I have been doing GD&T for quite a few years and I am really stumped on what the intent of this call out is.  Was hoping someone could share some insight in what the intent is.  The are giving me 2 seperate holes to use as Datum B.  Typically, i would rotate to these, however, there is no Datum C.  That is fine, however they also have a max modifier on datum B in other FCF.  How can that be when each hole is a different size and i am only rotating datum B.  I think i am missing something here.

  • I think your interpretation is correct. It might have worked if there was no modifier in the other FCF.

  • In this day & age you have to take GD&T with a grain of salt because designers (especially recent engineering grads from fancy colleges) who use it tend to have little practical understanding  how it works in the real world.

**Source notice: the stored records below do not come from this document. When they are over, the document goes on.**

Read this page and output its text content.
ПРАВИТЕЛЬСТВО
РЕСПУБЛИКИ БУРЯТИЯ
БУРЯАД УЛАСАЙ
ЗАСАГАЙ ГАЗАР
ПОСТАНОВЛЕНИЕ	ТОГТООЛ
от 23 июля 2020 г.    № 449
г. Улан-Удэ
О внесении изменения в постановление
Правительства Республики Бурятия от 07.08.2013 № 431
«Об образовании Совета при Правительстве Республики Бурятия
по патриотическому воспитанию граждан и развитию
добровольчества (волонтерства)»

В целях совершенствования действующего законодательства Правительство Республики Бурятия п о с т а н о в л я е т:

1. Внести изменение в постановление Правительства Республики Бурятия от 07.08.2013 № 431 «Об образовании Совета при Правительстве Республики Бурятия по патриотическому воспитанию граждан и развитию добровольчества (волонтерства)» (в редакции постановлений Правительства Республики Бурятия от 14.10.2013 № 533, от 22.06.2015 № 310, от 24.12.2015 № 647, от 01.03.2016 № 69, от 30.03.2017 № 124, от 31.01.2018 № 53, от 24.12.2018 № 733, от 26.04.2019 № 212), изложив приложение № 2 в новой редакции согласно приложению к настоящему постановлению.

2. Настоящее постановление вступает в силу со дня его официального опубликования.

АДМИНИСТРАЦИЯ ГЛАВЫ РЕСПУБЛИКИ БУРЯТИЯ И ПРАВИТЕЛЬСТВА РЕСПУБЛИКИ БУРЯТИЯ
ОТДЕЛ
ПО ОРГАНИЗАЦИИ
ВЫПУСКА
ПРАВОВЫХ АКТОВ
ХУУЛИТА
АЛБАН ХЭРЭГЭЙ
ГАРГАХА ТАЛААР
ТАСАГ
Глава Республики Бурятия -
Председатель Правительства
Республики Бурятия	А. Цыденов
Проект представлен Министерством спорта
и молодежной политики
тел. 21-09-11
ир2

    Here looks like they are concerned about drilling those holes perpendicularly to A. Datum modifier is there for datum shift nothing else. 

    I would use 1st B (upper left) as my xy origin point and 2nd B as datum C for clocking. Use trig to figure out the angle & compensate in the alignment window. 

    I never bother with datum shifts; the machinist doesn't care much either. 

    If you aren't sure about the datum scheme I would advise going to the designers & ask them for the assembly CAD or colored drawing so you yourself build the datum scheme per assembly precedence. Then go thru with them what their reasoning is for this GD&T or that GD&T. If that's futile go to the machinist/CAM programmer & inquire what is their order of operations. Then go to your boss & explain what you will do. That way it ain't on you. 

  • According to ASME Y 14.5, a datum is defined as 
    "datum: a theoretically exact point, axis, line, plane, or combination thereof derived from the theoretical datum feature simulator."

    So although it's not clear, B Datum in this instance is an implied line between the centroids of the two circles, with allowable feature size MMB bonus for each datum feature.

    It's sketchy as a datum, as the origin point is ambiguous... But if taken literally (with the line as ONE feature of size, (Note in the definition it's single tense, not plural)), the origin would be the MIDPOINT of that line.

    Is that the intent of the engineer? Unlikely.  I would follow  's suggestion that you use the top left hole as origin and rotate about the bottom right, then trig out the basic rotation offset angle between the two datum holes within that alignment structure.  This would square up your alignment to be orthogonal to the print, to get your basics to report appropriately. 

    --If I got any OOS without the B datum MMB shift allowed in all the other non-datumed holes, I would change that datum alignment to a bestfit alignment of the two datum holes, as the alignment.

  • When my buddy went through engineer school recently, he said they spent about 1/2 of one class period discussing GD&T.  Which makes sense based on some of the drawings new engineers come up with Laughing

  • Yeah ASU engineering undergrad program provides less than one week of curricula related to GD&T.  It's appalling.

  • In this day & age you have to take GD&T with a grain of salt because designers (especially recent engineering grads from fancy colleges) who use it tend to have little practical understanding  how it works in the real world.

    Tru dat...  

    I never bother with datum shifts; the machinist doesn't care much either. 

    I thought I was the only one.  Good Lord, I swear engineer types are just trying to pad their drawings by adding too many modifiers, incorrect Datums, or just plain wrong datums.